Le chemin, étape par étape, appris en pratiquant sur notre dataset (160 000 critiques Allociné). Chaque étape est entraînée sur ce projet, à coût zéro, et manipulable ci-dessous.

Étape 0 — Classifier un texte ✓ run-001

Le modèle compte les mots (TF-IDF) et apprend un poids par mot : « magnifique » pousse vers positif, « navet » vers négatif. Sortie : scores → softmax → probabilités, entraîné à la log-loss. 93,67 % de bonnes réponses sur le test — mais aucune notion du sens ni de l'ordre des mots.

Teste-le sur la page d'accueil · explore le dataset

Étape 1 — Les embeddings : le sens devient géométrie ✓ run-002

Chaque mot reçoit un vecteur de 100 nombres, initialisé au hasard.

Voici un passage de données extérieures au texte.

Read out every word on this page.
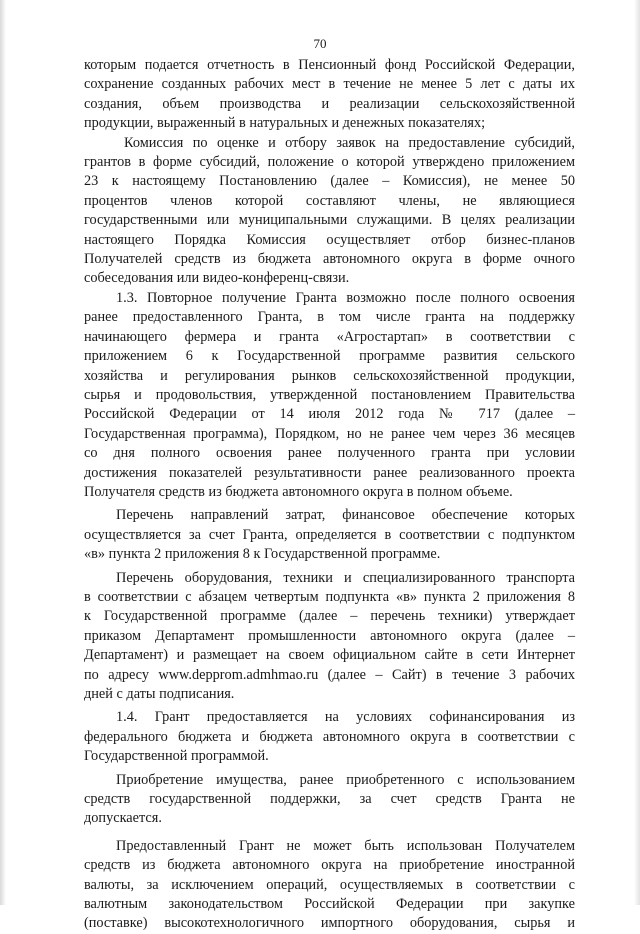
70
которым подается отчетность в Пенсионный фонд Российской Федерации,
сохранение созданных рабочих мест в течение не менее 5 лет с даты их
создания, объем производства и реализации сельскохозяйственной
продукции, выраженный в натуральных и денежных показателях;
Комиссия по оценке и отбору заявок на предоставление субсидий,
грантов в форме субсидий, положение о которой утверждено приложением
23 к настоящему Постановлению (далее – Комиссия), не менее 50
процентов членов которой составляют члены, не являющиеся
государственными или муниципальными служащими. В целях реализации
настоящего Порядка Комиссия осуществляет отбор бизнес-планов
Получателей средств из бюджета автономного округа в форме очного
собеседования или видео-конференц-связи.
1.3. Повторное получение Гранта возможно после полного освоения
ранее предоставленного Гранта, в том числе гранта на поддержку
начинающего фермера и гранта «Агростартап» в соответствии с
приложением 6 к Государственной программе развития сельского
хозяйства и регулирования рынков сельскохозяйственной продукции,
сырья и продовольствия, утвержденной постановлением Правительства
Российской Федерации от 14 июля 2012 года № 717 (далее –
Государственная программа), Порядком, но не ранее чем через 36 месяцев
со дня полного освоения ранее полученного гранта при условии
достижения показателей результативности ранее реализованного проекта
Получателя средств из бюджета автономного округа в полном объеме.
Перечень направлений затрат, финансовое обеспечение которых
осуществляется за счет Гранта, определяется в соответствии с подпунктом
«в» пункта 2 приложения 8 к Государственной программе.
Перечень оборудования, техники и специализированного транспорта
в соответствии с абзацем четвертым подпункта «в» пункта 2 приложения 8
к Государственной программе (далее – перечень техники) утверждает
приказом Департамент промышленности автономного округа (далее –
Департамент) и размещает на своем официальном сайте в сети Интернет
по адресу www.depprom.admhmao.ru (далее – Сайт) в течение 3 рабочих
дней с даты подписания.
1.4. Грант предоставляется на условиях софинансирования из
федерального бюджета и бюджета автономного округа в соответствии с
Государственной программой.
Приобретение имущества, ранее приобретенного с использованием
средств государственной поддержки, за счет средств Гранта не
допускается.
Предоставленный Грант не может быть использован Получателем
средств из бюджета автономного округа на приобретение иностранной
валюты, за исключением операций, осуществляемых в соответствии с
валютным законодательством Российской Федерации при закупке
(поставке) высокотехнологичного импортного оборудования, сырья и
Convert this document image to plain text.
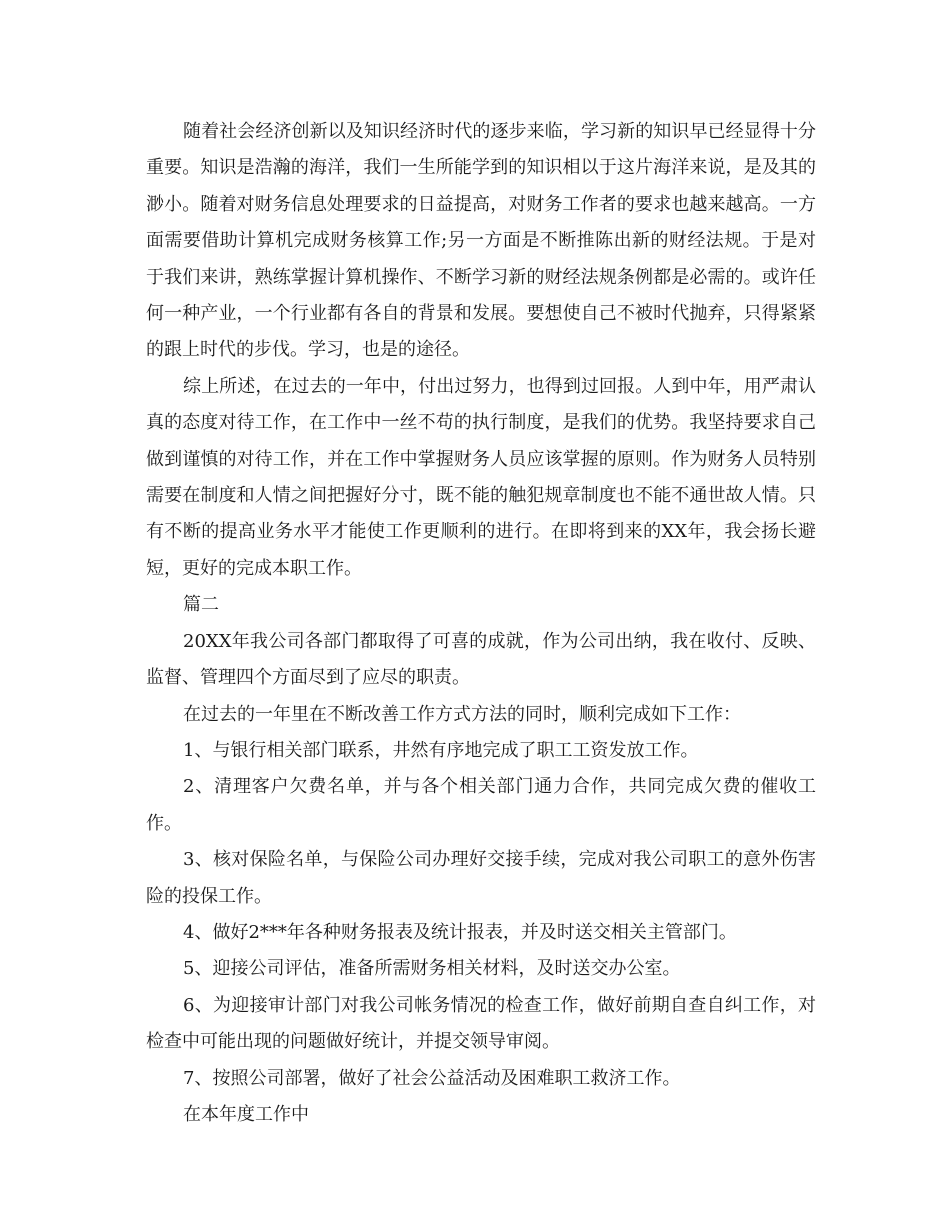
随着社会经济创新以及知识经济时代的逐步来临，学习新的知识早已经显得十分重要。知识是浩瀚的海洋，我们一生所能学到的知识相以于这片海洋来说，是及其的渺小。随着对财务信息处理要求的日益提高，对财务工作者的要求也越来越高。一方面需要借助计算机完成财务核算工作;另一方面是不断推陈出新的财经法规。于是对于我们来讲，熟练掌握计算机操作、不断学习新的财经法规条例都是必需的。或许任何一种产业，一个行业都有各自的背景和发展。要想使自己不被时代抛弃，只得紧紧的跟上时代的步伐。学习，也是的途径。

综上所述，在过去的一年中，付出过努力，也得到过回报。人到中年，用严肃认真的态度对待工作，在工作中一丝不苟的执行制度，是我们的优势。我坚持要求自己做到谨慎的对待工作，并在工作中掌握财务人员应该掌握的原则。作为财务人员特别需要在制度和人情之间把握好分寸，既不能的触犯规章制度也不能不通世故人情。只有不断的提高业务水平才能使工作更顺利的进行。在即将到来的XX年，我会扬长避短，更好的完成本职工作。

篇二

20XX年我公司各部门都取得了可喜的成就，作为公司出纳，我在收付、反映、监督、管理四个方面尽到了应尽的职责。

在过去的一年里在不断改善工作方式方法的同时，顺利完成如下工作：

1、与银行相关部门联系，井然有序地完成了职工工资发放工作。

2、清理客户欠费名单，并与各个相关部门通力合作，共同完成欠费的催收工作。

3、核对保险名单，与保险公司办理好交接手续，完成对我公司职工的意外伤害险的投保工作。

4、做好2***年各种财务报表及统计报表，并及时送交相关主管部门。

5、迎接公司评估，准备所需财务相关材料，及时送交办公室。

6、为迎接审计部门对我公司帐务情况的检查工作，做好前期自查自纠工作，对检查中可能出现的问题做好统计，并提交领导审阅。

7、按照公司部署，做好了社会公益活动及困难职工救济工作。

在本年度工作中
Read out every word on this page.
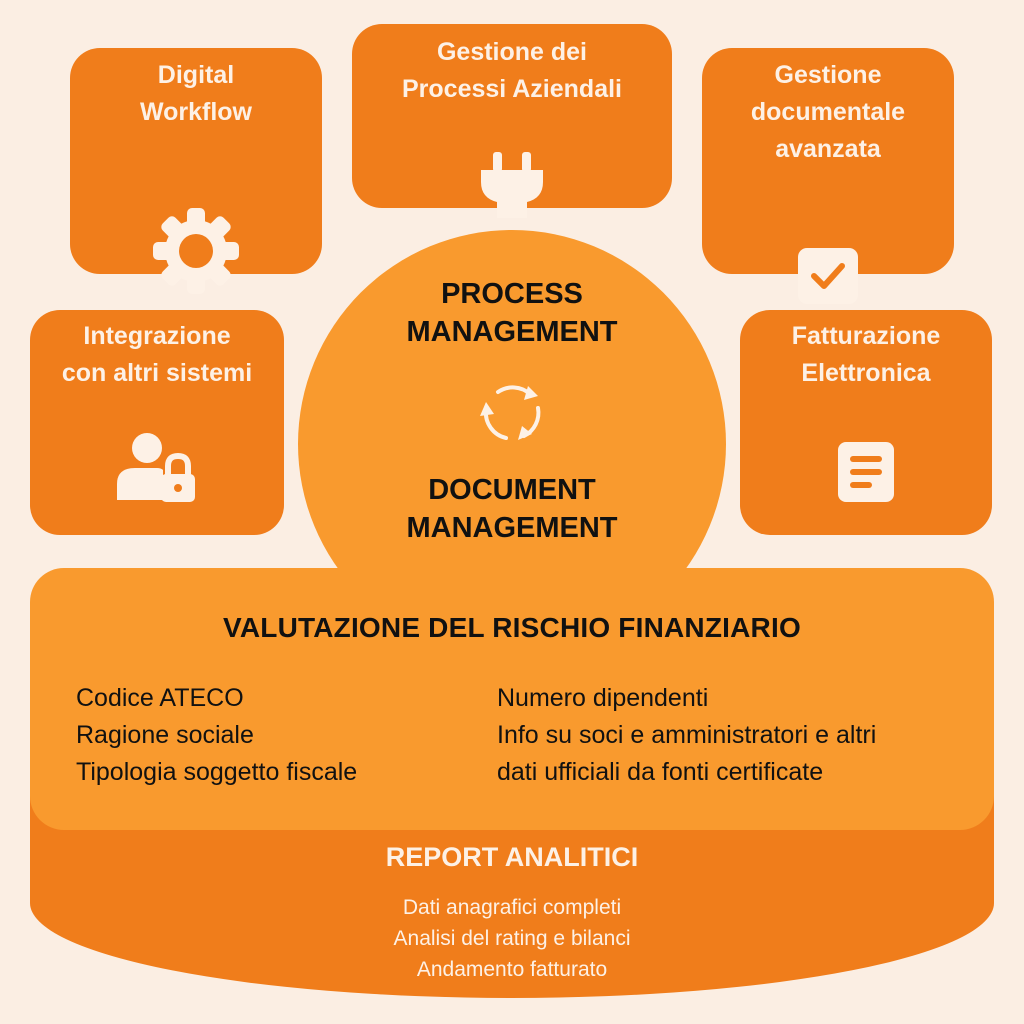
Digital
Workflow
Gestione dei
Processi Aziendali	Gestione
documentale
avanzata
Integrazione
con altri sistemi
Fatturazione
Elettronica
PROCESS
MANAGEMENT
DOCUMENT
MANAGEMENT
VALUTAZIONE DEL RISCHIO FINANZIARIO
Codice ATECO
Ragione sociale
Tipologia soggetto fiscale
Numero dipendenti
Info su soci e amministratori e altri
dati ufficiali da fonti certificate
REPORT ANALITICI
Dati anagrafici completi
Analisi del rating e bilanci
Andamento fatturato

Puis un jeu tout bête : depuis chaque mot, prédire ses voisins dans la phrase (word2vec skip-gram). À chaque erreur, on ajuste les vecteurs par descente de gradient. Après 5 passages sur nos 14 millions de mots (92 s de CPU), les mots utilisés dans les mêmes contextes ont convergé vers les mêmes régions de l'espace : la distance est devenue du sens — sans qu'on ait jamais défini un seul mot.

Explore les vecteurs appris — tape un mot, vois ses plus proches voisins dans l'espace appris sur nos critiques :

Essayer :
Chargement des 15 000 vecteurs…

L'arithmétique du sens — on peut même calculer avec les mots (résultats réels de notre modèle) :

acteur − homme + femme ≈ actrice (0,82), comédienne (0,73)
meilleur − bon + mauvais ≈ pire (0,73), désastreux (0,59)

Étape 2 — L'attention : lire en contexte ✓ run-003

Problème de l'étape 1 : « avocat » a un seul vecteur, qu'on parle du fruit ou du métier. L'attention corrige ça : chaque mot recalcule son vecteur en regardant tous les autres mots de la phrase. Concrètement, chaque mot fabrique trois choses à partir de son vecteur :

Query — « ce que je cherche »  ·  Key — « ce que je propose »  ·  Value — « ce que je transmets »
score(mot A → mot B) = QA · KB  →  softmax → poids d'attention (des % qui somment à 100)
nouveau vecteur de A = somme des V de tous les mots, pondérée par ces %  — puis un petit réseau (FFN), et c'est un bloc Transformer. GPT en empile ~100.

🔬 Tutoriel pas à pas : suis ta propre phrase à travers chaque étape du Transformer — tokenisation, vecteurs, scores, softmax, verdict, avec les vrais nombres du modèle.

run-003 : on a écrit ce bloc à la main (training/mini_transformer.py, ~50 lignes) et on l'a entraîné sur nos 160 000 critiques, en initialisant les embeddings avec les vecteurs de run-002. Le classement se fait via un token spécial [CLS] ajouté en tête de phrase : son attention nous montre quels mots le modèle a regardés pour décider.

Regarde le modèle lire — tape une critique, les mots s'éclairent selon l'attention qu'ils reçoivent :

Essayer :

Étape 3 — Générer : classifier en boucle ✓ run-004

On change la question : non plus « positif ou négatif ? » (2 classes) mais « que vient-il ensuite ? ». On ajoute la prédiction à la séquence, on recommence — et le modèle crée. Même softmax, même log-loss que l'étape 0, plus un masque causal (interdiction de regarder la suite).

run-004 → 004b : on l'a fait sur des dessins plutôt que des mots — notre bloc Transformer empilé 6 fois (4,9 M params), entraîné sur notre premier GPU gratuit Kaggle avec 178 000 dessins humains (QuickDraw) à prédire le coup de crayon suivant. La version CPU (run-004 : 3 blocs, 43 000 dessins) gribouillait ; la version GPU dessine — la preuve par l'image que données × taille × époques, ça compte.

🎨 Regarde le robot dessiner un chat, une maison ou un vélo — trait par trait, avec ses candidats et leurs probabilités à chaque coup de crayon, en pas à pas si tu veux.

Étape 4 — Dialoguer : instruction tuning à venir

Un modèle qui prédit le mot suivant continue le texte ; pour qu'il réponde, on le ré-entraîne sur des exemples de dialogues (fine-tuning QLoRA — prévu sur GPU Kaggle gratuit).